Richard, with his karate skills, was ready to fight back, even though they were masked and screaming death threats.
“Initially there were three of them. They were yelling at me and I was shouting back. I was pretty angry. But then it became clear that there were nine of them altogether so there was no chance.”
In this case, crime didn’t pay. The villains, who had targeted a series of wealthy households in Wolverhampton, were rounded up and heavy prison sentences handed down.
The terrifying ordeal, though, prompted the North family to move out of Wolverhampton to Bridgnorth.
“I’ve managed to overcome it psychologically but, even after 14 years, it still affects my wife,” he says softly.
Richard’s approach to life, though, was defined by another horrifying experience, this time at Compton, in the suburbs of Wolverhampton, 20 years ago.
His Porsche Boxster soft top skidded out of control on an oil spill and crashed into a lamppost. Richard was trapped in his vehicle and a fire crew were set to amputate his legs in a last ditch bid to save his life.
“I had broken both legs and my pelvis and had internal injuries. I was conscious but in severe pain. They thought I was going to die,” Richard explains.
“I could feel myself drifting into unconsciousness and convinced I was about to take my last breath. I started counting from 10 down to zero to keep myself conscious then, when I got to zero, I started all over again.”
Meanwhile a well-built firefighter, with a mighty roar ripped away the mangled metal that had pinned Richard down and pulled him out just as the amputation was about to start.
Lying in hospital, he feared the rest of his life could be in a wheelchair.
“A doctor told me he would get me walking within six weeks. I held onto that thought; he got me to believe it would happen and, sure enough, within a few weeks I was walking with the help of a frame.”
Richard took up swimming to build up his strength further and gradually his health and fitness returned.
“I made a full recovery, thanks to our wonderful NHS and my amazing wife. There was a time in the early days when Karen had to do everything for me, even wipe my backside. She is fantastic,” Richard says, his voice breaking with emotion.
He is grateful to be here to tell the tale, and tell it he does in a bid to help others.

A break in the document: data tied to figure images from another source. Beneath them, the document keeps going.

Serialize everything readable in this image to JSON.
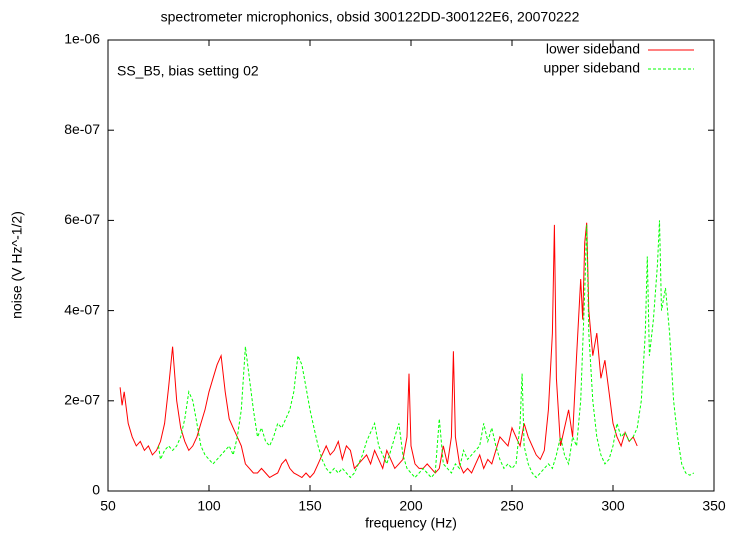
{
  "chart_data": {
    "type": "line",
    "title": "spectrometer microphonics, obsid 300122DD-300122E6, 20070222",
    "annotation": "SS_B5, bias setting 02",
    "xlabel": "frequency (Hz)",
    "ylabel": "noise (V Hz^-1/2)",
    "xlim": [
      50,
      350
    ],
    "xticks": [
      50,
      100,
      150,
      200,
      250,
      300,
      350
    ],
    "ylim": [
      0,
      1e-06
    ],
    "yticks": [
      0,
      {
        "value": 2e-07,
        "label": "2e-07"
      },
      {
        "value": 4e-07,
        "label": "4e-07"
      },
      {
        "value": 6e-07,
        "label": "6e-07"
      },
      {
        "value": 8e-07,
        "label": "8e-07"
      },
      {
        "value": 1e-06,
        "label": "1e-06"
      }
    ],
    "legend": "top-right",
    "series": [
      {
        "name": "lower sideband",
        "color": "#ff0000",
        "x": [
          56,
          57,
          58,
          60,
          62,
          64,
          66,
          68,
          70,
          72,
          74,
          76,
          78,
          80,
          82,
          84,
          86,
          88,
          90,
          92,
          94,
          96,
          98,
          100,
          102,
          104,
          106,
          108,
          110,
          112,
          114,
          116,
          118,
          120,
          122,
          124,
          126,
          128,
          130,
          132,
          134,
          136,
          138,
          140,
          142,
          144,
          146,
          148,
          150,
          152,
          154,
          156,
          158,
          160,
          162,
          164,
          166,
          168,
          170,
          172,
          174,
          176,
          178,
          180,
          182,
          184,
          186,
          188,
          190,
          192,
          194,
          196,
          198,
          199,
          200,
          202,
          204,
          206,
          208,
          210,
          212,
          214,
          216,
          218,
          220,
          221,
          222,
          224,
          226,
          228,
          230,
          232,
          234,
          236,
          238,
          240,
          242,
          244,
          246,
          248,
          250,
          252,
          254,
          256,
          258,
          260,
          262,
          264,
          266,
          268,
          270,
          271,
          272,
          274,
          276,
          278,
          280,
          282,
          284,
          285,
          286,
          287,
          288,
          290,
          292,
          294,
          296,
          298,
          300,
          302,
          304,
          306,
          308,
          310,
          312
        ],
        "values": [
          2.3e-07,
          1.9e-07,
          2.2e-07,
          1.5e-07,
          1.2e-07,
          1e-07,
          1.1e-07,
          9e-08,
          1e-07,
          8e-08,
          9e-08,
          1.1e-07,
          1.5e-07,
          2.3e-07,
          3.2e-07,
          2e-07,
          1.4e-07,
          1.1e-07,
          9e-08,
          1e-07,
          1.2e-07,
          1.5e-07,
          1.8e-07,
          2.2e-07,
          2.5e-07,
          2.8e-07,
          3e-07,
          2.2e-07,
          1.6e-07,
          1.4e-07,
          1.2e-07,
          1e-07,
          6e-08,
          5e-08,
          4e-08,
          4e-08,
          5e-08,
          4e-08,
          3e-08,
          3.5e-08,
          4e-08,
          6e-08,
          7e-08,
          5e-08,
          4e-08,
          3.5e-08,
          3e-08,
          4e-08,
          3e-08,
          4e-08,
          6e-08,
          8e-08,
          1e-07,
          8e-08,
          9e-08,
          1.1e-07,
          7e-08,
          1e-07,
          9e-08,
          5e-08,
          6e-08,
          7e-08,
          8e-08,
          6e-08,
          9e-08,
          7e-08,
          5e-08,
          9e-08,
          7e-08,
          5e-08,
          6e-08,
          7e-08,
          1.2e-07,
          2.6e-07,
          1e-07,
          6e-08,
          5e-08,
          5e-08,
          6e-08,
          5e-08,
          4e-08,
          5e-08,
          1e-07,
          6e-08,
          1.2e-07,
          3.1e-07,
          1.2e-07,
          6e-08,
          4e-08,
          5e-08,
          4e-08,
          6e-08,
          8e-08,
          5e-08,
          7e-08,
          6e-08,
          9e-08,
          1.2e-07,
          1.1e-07,
          1e-07,
          1.4e-07,
          1.2e-07,
          1e-07,
          1.5e-07,
          1.2e-07,
          1e-07,
          8e-08,
          7e-08,
          9e-08,
          1.8e-07,
          3.5e-07,
          5.9e-07,
          2.5e-07,
          1e-07,
          1.4e-07,
          1.8e-07,
          1.2e-07,
          3e-07,
          4.7e-07,
          3.8e-07,
          5.5e-07,
          5.95e-07,
          4e-07,
          3e-07,
          3.5e-07,
          2.5e-07,
          2.9e-07,
          2.2e-07,
          1.5e-07,
          1.2e-07,
          1e-07,
          1.3e-07,
          1.1e-07,
          1.2e-07,
          1e-07
        ]
      },
      {
        "name": "upper sideband",
        "color": "#00ff00",
        "dash": true,
        "x": [
          75,
          76,
          78,
          80,
          82,
          84,
          86,
          88,
          90,
          92,
          94,
          96,
          98,
          100,
          102,
          104,
          106,
          108,
          110,
          112,
          114,
          116,
          118,
          120,
          122,
          124,
          126,
          128,
          130,
          132,
          134,
          136,
          138,
          140,
          142,
          144,
          146,
          148,
          150,
          152,
          154,
          156,
          158,
          160,
          162,
          164,
          166,
          168,
          170,
          172,
          174,
          176,
          178,
          180,
          182,
          184,
          186,
          188,
          190,
          192,
          194,
          196,
          198,
          200,
          202,
          204,
          206,
          208,
          210,
          212,
          214,
          216,
          218,
          220,
          222,
          224,
          226,
          228,
          230,
          232,
          234,
          236,
          238,
          240,
          242,
          244,
          246,
          248,
          250,
          252,
          254,
          255,
          256,
          258,
          260,
          262,
          264,
          266,
          268,
          270,
          272,
          274,
          276,
          278,
          280,
          282,
          284,
          286,
          287,
          288,
          290,
          292,
          294,
          296,
          298,
          300,
          302,
          304,
          306,
          308,
          310,
          312,
          314,
          316,
          317,
          318,
          320,
          322,
          323,
          324,
          326,
          328,
          330,
          332,
          334,
          336,
          338,
          340
        ],
        "values": [
          1e-07,
          7e-08,
          9e-08,
          1e-07,
          9e-08,
          1e-07,
          1.2e-07,
          1.6e-07,
          2.2e-07,
          2e-07,
          1.5e-07,
          1e-07,
          8e-08,
          7e-08,
          6e-08,
          7e-08,
          8e-08,
          9e-08,
          1e-07,
          8e-08,
          1.2e-07,
          1.8e-07,
          3.2e-07,
          2.5e-07,
          1.8e-07,
          1.2e-07,
          1.4e-07,
          1.1e-07,
          1e-07,
          1.2e-07,
          1.5e-07,
          1.4e-07,
          1.6e-07,
          1.8e-07,
          2.2e-07,
          3e-07,
          2.8e-07,
          2.3e-07,
          1.8e-07,
          1.4e-07,
          1e-07,
          7e-08,
          5e-08,
          4e-08,
          5e-08,
          4e-08,
          5e-08,
          4e-08,
          3e-08,
          4e-08,
          6e-08,
          8e-08,
          1.1e-07,
          1.3e-07,
          1.5e-07,
          1e-07,
          8e-08,
          6e-08,
          9e-08,
          1.2e-07,
          1.5e-07,
          8e-08,
          5e-08,
          4e-08,
          3e-08,
          4e-08,
          5e-08,
          4e-08,
          3e-08,
          4e-08,
          1.6e-07,
          6e-08,
          5e-08,
          4e-08,
          6e-08,
          5e-08,
          9e-08,
          7e-08,
          8e-08,
          9e-08,
          1e-07,
          1.5e-07,
          1.1e-07,
          1.4e-07,
          1e-07,
          7e-08,
          5e-08,
          6e-08,
          5e-08,
          6e-08,
          1.5e-07,
          2.6e-07,
          1e-07,
          6e-08,
          4e-08,
          3e-08,
          4e-08,
          5e-08,
          6e-08,
          5e-08,
          8e-08,
          1.2e-07,
          8e-08,
          6e-08,
          1.2e-07,
          1e-07,
          2e-07,
          4.4e-07,
          5.9e-07,
          3.5e-07,
          2e-07,
          1.2e-07,
          8e-08,
          6e-08,
          7e-08,
          1e-07,
          1.5e-07,
          1.2e-07,
          1.3e-07,
          1.1e-07,
          1.2e-07,
          1.4e-07,
          2e-07,
          3.5e-07,
          5.2e-07,
          3e-07,
          3.8e-07,
          5e-07,
          6e-07,
          4e-07,
          4.5e-07,
          3.5e-07,
          2e-07,
          1.2e-07,
          6e-08,
          4e-08,
          3.5e-08,
          4e-08
        ]
      }
    ]
  }
}
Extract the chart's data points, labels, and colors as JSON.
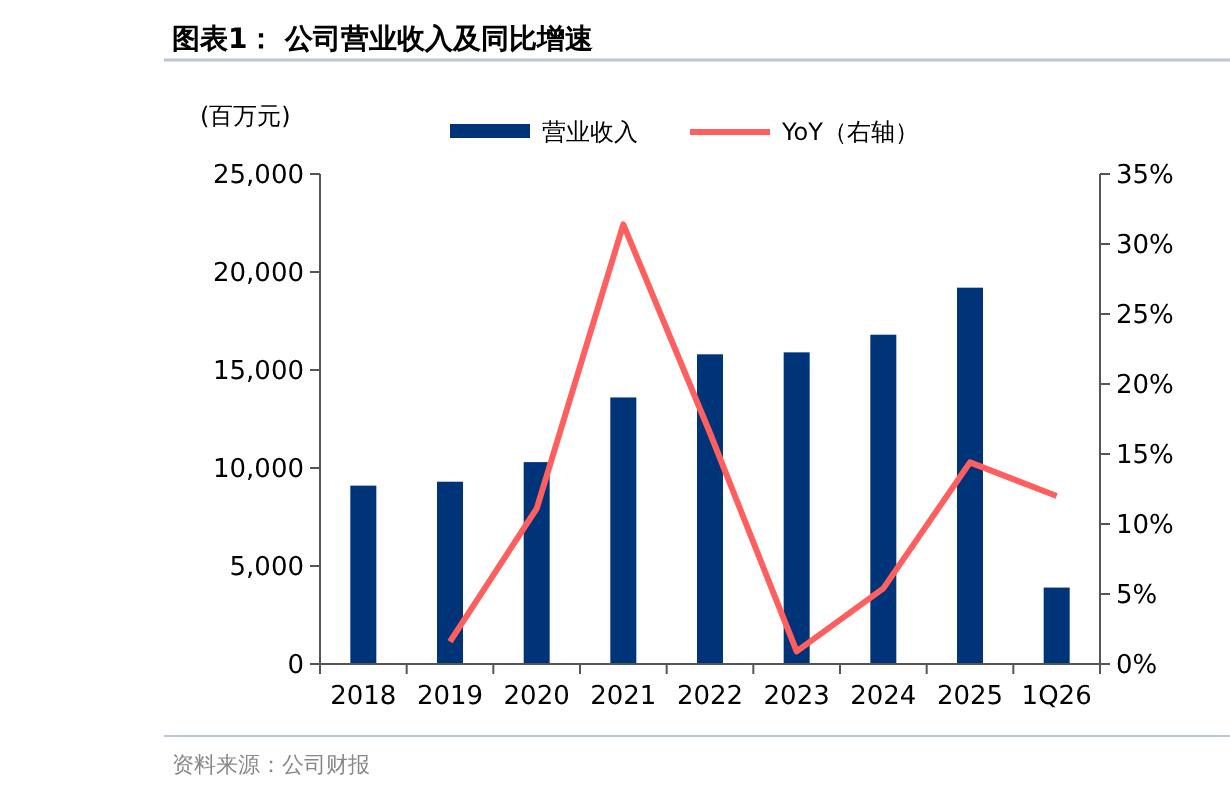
{
  "chart_data": {
    "type": "bar",
    "title": "图表1：  公司营业收入及同比增速",
    "ylabel": "(百万元)",
    "annotations": [
      "资料来源：公司财报"
    ],
    "categories": [
      "2018",
      "2019",
      "2020",
      "2021",
      "2022",
      "2023",
      "2024",
      "2025",
      "1Q26"
    ],
    "series": [
      {
        "name": "营业收入",
        "color": "#003478",
        "values": [
          9100,
          9300,
          10300,
          13600,
          15800,
          15900,
          16800,
          19200,
          3900
        ]
      },
      {
        "name": "YoY（右轴）",
        "type": "line",
        "axis": "y2",
        "color": "#ff5f5f",
        "values": [
          null,
          1.6,
          11.1,
          31.4,
          16.5,
          0.9,
          5.4,
          14.4,
          12.0
        ]
      }
    ],
    "ylim": [
      0,
      25000
    ],
    "yticks": [
      {
        "value": 0,
        "label": "0"
      },
      {
        "value": 5000,
        "label": "5,000"
      },
      {
        "value": 10000,
        "label": "10,000"
      },
      {
        "value": 15000,
        "label": "15,000"
      },
      {
        "value": 20000,
        "label": "20,000"
      },
      {
        "value": 25000,
        "label": "25,000"
      }
    ],
    "y2lim": [
      0,
      35
    ],
    "y2ticks": [
      {
        "value": 0,
        "label": "0%"
      },
      {
        "value": 5,
        "label": "5%"
      },
      {
        "value": 10,
        "label": "10%"
      },
      {
        "value": 15,
        "label": "15%"
      },
      {
        "value": 20,
        "label": "20%"
      },
      {
        "value": 25,
        "label": "25%"
      },
      {
        "value": 30,
        "label": "30%"
      },
      {
        "value": 35,
        "label": "35%"
      }
    ],
    "legend": "top",
    "grid": false,
    "marker": "none",
    "line_style": "solid"
  }
}
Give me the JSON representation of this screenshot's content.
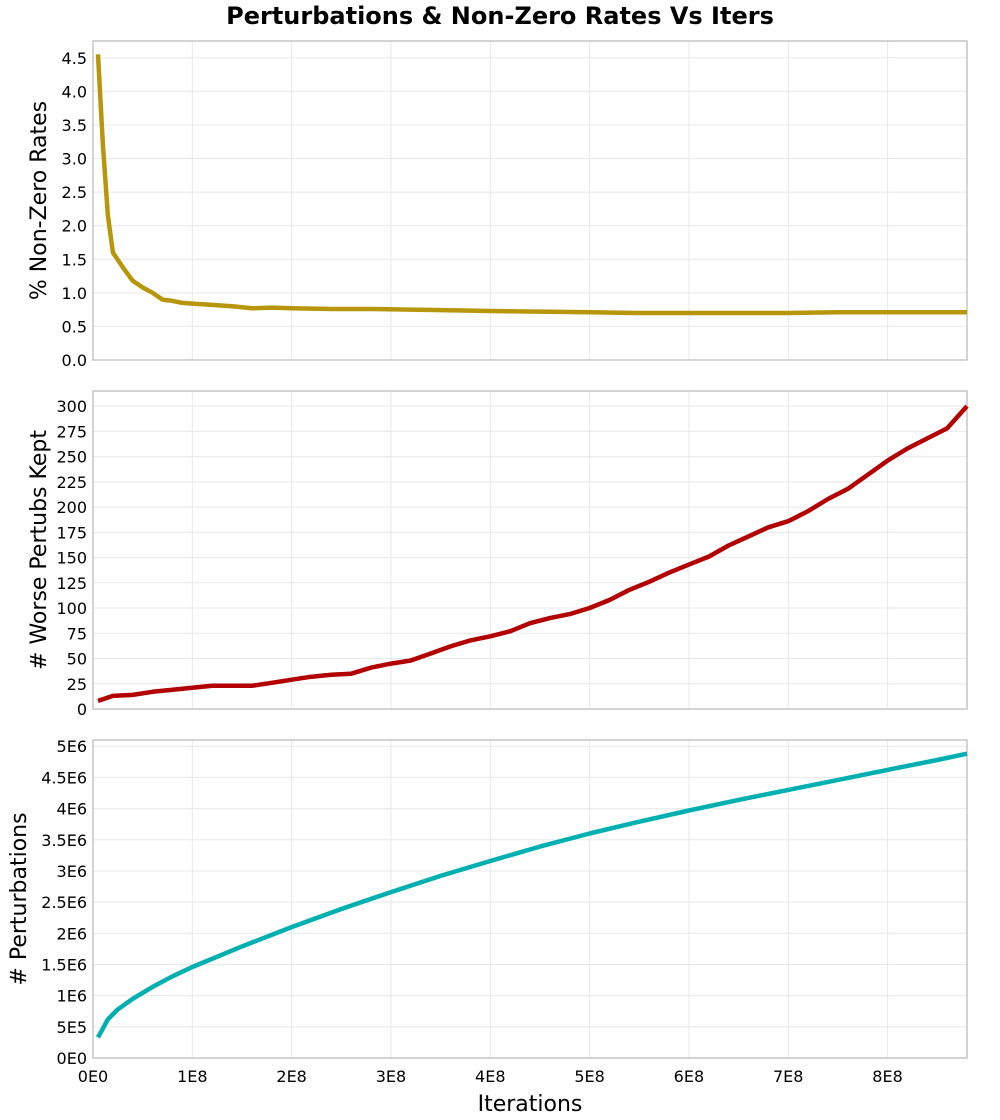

Richard North in a publicity shot for the Secret Millionaire
“If ever you are in a situation that you feel is impossible, hold that thought and say you’ll go 10 more seconds. When you’ve counted down to zero, try 10 more seconds. Repeat this until you are out of the situation. For me, 10 seconds was two hours! But it worked,” he adds with a gentle smile.
Richard North has clearly, like all of us, had to confront demons in his life, but in our 90-minute zoom interview he laughs and jokes a great deal. It doesn’t surprise me to learn that he’s the one who writes the offbeat comic copy for Wow’s website.
He clearly has a great sense of humour. And that’s probably what you’d expect of a man whose toys and games put smiles on millions of faces.